Flashcards in Bariatric Surgery Deck (25):
What is the Body Mass Index (BMI)?
weight (kg)/ height (m)^2
What BMI qualifies a pt for bariatric surgery?
- severely obese (BMI 35 - 39.9)
- morbidly obese (BMI 40 or more)
What does leptin do?
- decreases appetite
*obese patients may have a decreased sensitization to this hormone.
What does ghrelin do?
- increases appetite.
What is important about the gallbladder regarding bariatric surgery?
following surgery, pts are more prone to gallstones, and thus if a pt has gallstones prior to surgery, they will likely be getting a cholecystectomy during the surgery as well.
How has obesity changed over the past 30 years?
it has increased in both sexes in all age groups and all racial groups.
How have bariatric operations since 1992 increased?
- increased steadily (200,000 per year now).
*this is reaching 1% those whom need it.
What are the requirements for bariatric surgery?
- BMI >40
- BMI 35-40 then need either obstructive sleep apnea, T2DM, or HTN.
- Age >18 (this doesn't hold true today).
Why do we no longer do jejunoileal bypass?
bc it left a large portion of the jejunum with no flow through it, leading to electrolyte abnormalities, osteoporosis, steatosis, protein malnutrition, edema, gallstones, and toxic overgrowth of bacteria in the bypassed intestine.
Why do we no longer do vertical banded gastroplasty?
- its a restrictive procedure that creates a small pouch that empties into the rest of the stomach through a small opening. PTs regained weight eventually.
What general procedures are done today?
- combination of the two.
What are the most common surgical options today?
- gastric bypass
- sleeve gastrectomy
- adjustable gastric band
What is gastric bypass?
small gastric pouch (15-30cc) is created by stapling or transecting the proximal stomach to the jejunum (roux limb) called the gastrojejenostomy. A separate jejunojejunal anastomosis is made connecting the original jejunum (near the distal duodenum; called the biliopancreatic limb) to a portion in the midjejunum, for which bile and pancreatic enzymes can enter.
*the length of the roux limb determines how much malabsorption you will have (75-150 cm).
What specific vitamin deficiencies must we take into account for gastric bypass?
- iron because it is absorbed in the duodenum (which you have bypassed) and some in the jejunum.
What are some medical co-morbidities resolved with gastric bypass?
T2DM, HTN, hypercholesterolemia, GERD, SLEEP APNEA, and osteoarthritis.
What is dumping syndrome?
- vasomotor response to pts eating a lot of sugar following gastric bypass surgery. Symptoms include swelling, cramping, and light-headedness.
Most will experience this on occasion.
Can anastomic ulcer formation occur where the stomach is connected to the jejunum in gastric bypass?
Risk factors include smoking, NSAIDS, H. pylori, alcohol use, steroids.
What almost always accompanies ulcers in gastric bypass?
- stricture formation
What is an important concern to be aware of following gastric bypass?

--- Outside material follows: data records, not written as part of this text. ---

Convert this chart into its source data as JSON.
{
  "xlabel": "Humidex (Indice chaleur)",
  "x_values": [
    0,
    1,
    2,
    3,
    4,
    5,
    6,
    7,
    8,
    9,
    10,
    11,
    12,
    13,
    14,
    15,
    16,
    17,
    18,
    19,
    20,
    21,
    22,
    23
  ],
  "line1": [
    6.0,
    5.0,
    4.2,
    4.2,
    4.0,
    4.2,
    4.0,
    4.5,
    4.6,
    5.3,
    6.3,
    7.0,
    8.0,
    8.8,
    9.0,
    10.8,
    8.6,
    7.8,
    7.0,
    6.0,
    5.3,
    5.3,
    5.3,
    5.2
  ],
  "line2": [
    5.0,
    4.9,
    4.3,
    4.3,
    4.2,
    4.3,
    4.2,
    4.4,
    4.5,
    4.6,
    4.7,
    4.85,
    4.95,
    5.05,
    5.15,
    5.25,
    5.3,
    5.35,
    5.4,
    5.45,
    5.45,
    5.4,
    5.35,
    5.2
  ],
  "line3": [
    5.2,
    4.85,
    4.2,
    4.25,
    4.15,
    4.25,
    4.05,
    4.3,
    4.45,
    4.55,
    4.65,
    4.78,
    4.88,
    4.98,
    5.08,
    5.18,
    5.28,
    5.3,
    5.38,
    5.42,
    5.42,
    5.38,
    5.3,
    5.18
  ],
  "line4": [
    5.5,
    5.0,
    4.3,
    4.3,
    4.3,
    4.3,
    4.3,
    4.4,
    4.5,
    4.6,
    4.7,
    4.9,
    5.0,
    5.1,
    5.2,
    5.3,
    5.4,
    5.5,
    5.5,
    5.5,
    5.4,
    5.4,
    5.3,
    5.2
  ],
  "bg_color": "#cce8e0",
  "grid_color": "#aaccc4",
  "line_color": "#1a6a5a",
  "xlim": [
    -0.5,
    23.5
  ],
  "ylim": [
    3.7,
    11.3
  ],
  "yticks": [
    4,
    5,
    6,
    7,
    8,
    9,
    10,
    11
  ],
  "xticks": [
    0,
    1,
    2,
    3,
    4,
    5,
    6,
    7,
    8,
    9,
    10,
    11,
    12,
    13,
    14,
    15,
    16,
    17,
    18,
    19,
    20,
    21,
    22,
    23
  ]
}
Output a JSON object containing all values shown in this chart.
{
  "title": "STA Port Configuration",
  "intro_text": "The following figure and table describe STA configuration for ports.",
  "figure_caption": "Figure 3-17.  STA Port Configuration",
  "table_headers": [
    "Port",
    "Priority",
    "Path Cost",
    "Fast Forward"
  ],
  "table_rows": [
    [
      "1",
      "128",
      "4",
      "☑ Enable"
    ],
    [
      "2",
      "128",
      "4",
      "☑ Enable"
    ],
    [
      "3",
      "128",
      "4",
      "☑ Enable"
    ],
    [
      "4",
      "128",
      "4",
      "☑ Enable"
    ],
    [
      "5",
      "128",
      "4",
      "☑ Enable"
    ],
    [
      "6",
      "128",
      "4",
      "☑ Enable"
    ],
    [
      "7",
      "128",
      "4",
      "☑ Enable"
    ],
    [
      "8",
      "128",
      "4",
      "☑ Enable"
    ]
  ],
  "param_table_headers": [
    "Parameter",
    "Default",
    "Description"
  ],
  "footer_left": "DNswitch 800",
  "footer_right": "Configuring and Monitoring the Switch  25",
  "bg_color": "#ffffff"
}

abdominal pain over 4 hours could be closed loop obstructions or internal hernias unique to gastric bypass and lethal if ischemic bowel (ischemia usually in 6 hours).

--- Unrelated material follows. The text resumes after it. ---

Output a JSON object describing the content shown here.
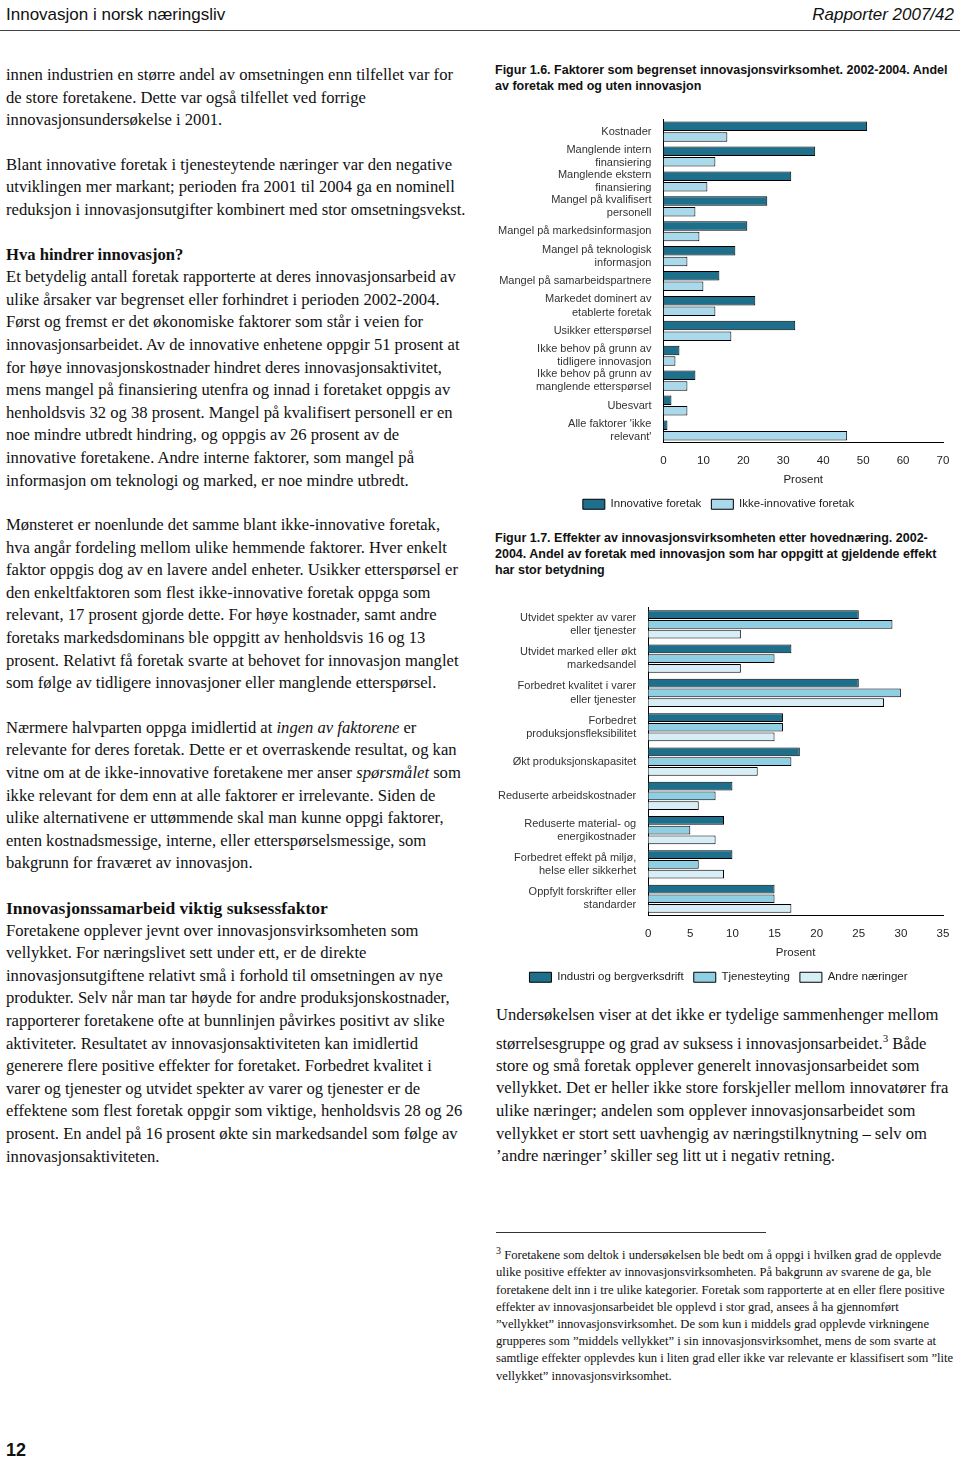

What is a vertical sleeve gastrectomy?
resection of about 80% of the stomach.
*advantages= no malabsorption bc we are just making the stomach smaller and reduces grehlin (made in the fundus and body which is removed.
What are some limitations of vertical sleeve gastrectomy?

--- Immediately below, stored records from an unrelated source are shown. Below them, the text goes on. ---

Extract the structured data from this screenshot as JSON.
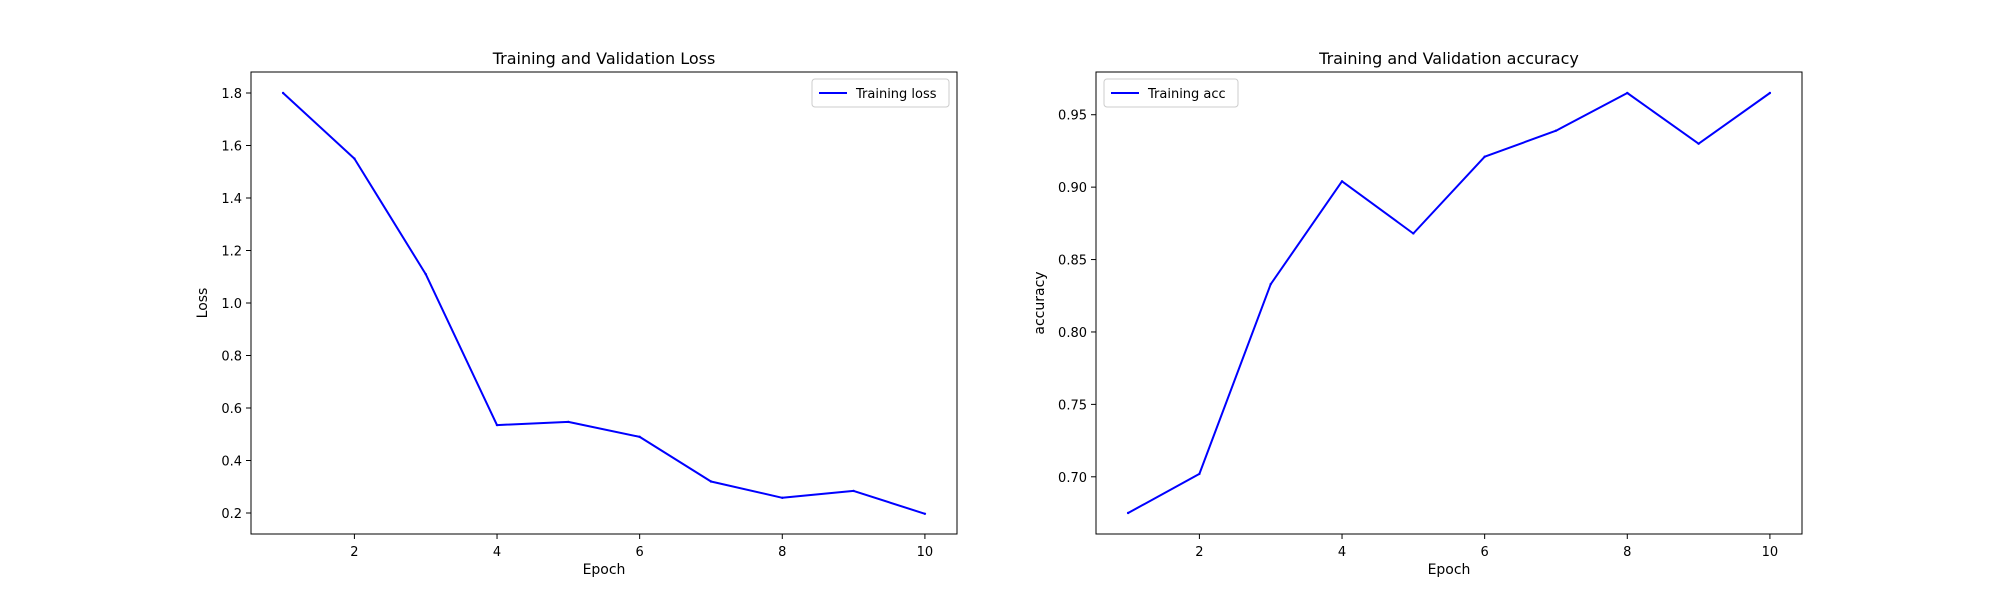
{
  "chart_data": [
    {
      "type": "line",
      "title": "Training and Validation Loss",
      "xlabel": "Epoch",
      "ylabel": "Loss",
      "x": [
        1,
        2,
        3,
        4,
        5,
        6,
        7,
        8,
        9,
        10
      ],
      "series": [
        {
          "name": "Training loss",
          "color": "#0000ff",
          "values": [
            1.8,
            1.55,
            1.11,
            0.535,
            0.547,
            0.49,
            0.32,
            0.258,
            0.284,
            0.197
          ]
        }
      ],
      "xlim": [
        0.55,
        10.45
      ],
      "ylim": [
        0.12,
        1.88
      ],
      "xticks": [
        2,
        4,
        6,
        8,
        10
      ],
      "yticks": [
        0.2,
        0.4,
        0.6,
        0.8,
        1.0,
        1.2,
        1.4,
        1.6,
        1.8
      ],
      "ytick_labels": [
        "0.2",
        "0.4",
        "0.6",
        "0.8",
        "1.0",
        "1.2",
        "1.4",
        "1.6",
        "1.8"
      ],
      "grid": false,
      "legend": "upper-right"
    },
    {
      "type": "line",
      "title": "Training and Validation accuracy",
      "xlabel": "Epoch",
      "ylabel": "accuracy",
      "x": [
        1,
        2,
        3,
        4,
        5,
        6,
        7,
        8,
        9,
        10
      ],
      "series": [
        {
          "name": "Training acc",
          "color": "#0000ff",
          "values": [
            0.675,
            0.702,
            0.833,
            0.904,
            0.868,
            0.921,
            0.939,
            0.965,
            0.93,
            0.965
          ]
        }
      ],
      "xlim": [
        0.55,
        10.45
      ],
      "ylim": [
        0.6605,
        0.9795
      ],
      "xticks": [
        2,
        4,
        6,
        8,
        10
      ],
      "yticks": [
        0.7,
        0.75,
        0.8,
        0.85,
        0.9,
        0.95
      ],
      "ytick_labels": [
        "0.70",
        "0.75",
        "0.80",
        "0.85",
        "0.90",
        "0.95"
      ],
      "grid": false,
      "legend": "upper-left"
    }
  ]
}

- Barrett's esophagus or esophageal dysmotility bc this surgery increases intraabdominal pressure, increasing the risk of more gastric acid reflux.
What are some complications with vertical sleeve gastrectomy?
- gastric leak (due to increased pressure)
- postop bleeding
Are laparoscopic adjustable gastric banding procedures going out of style?
YES due to band slippage.
What is biliopancreatic diversion with duodenal switch (BPD-DS)?
combination of sleeve gastrectomy with a very long gastric bypass, used for patients who are EXTREMELY obese.
*not commonly performed due to severe malabsorption problems.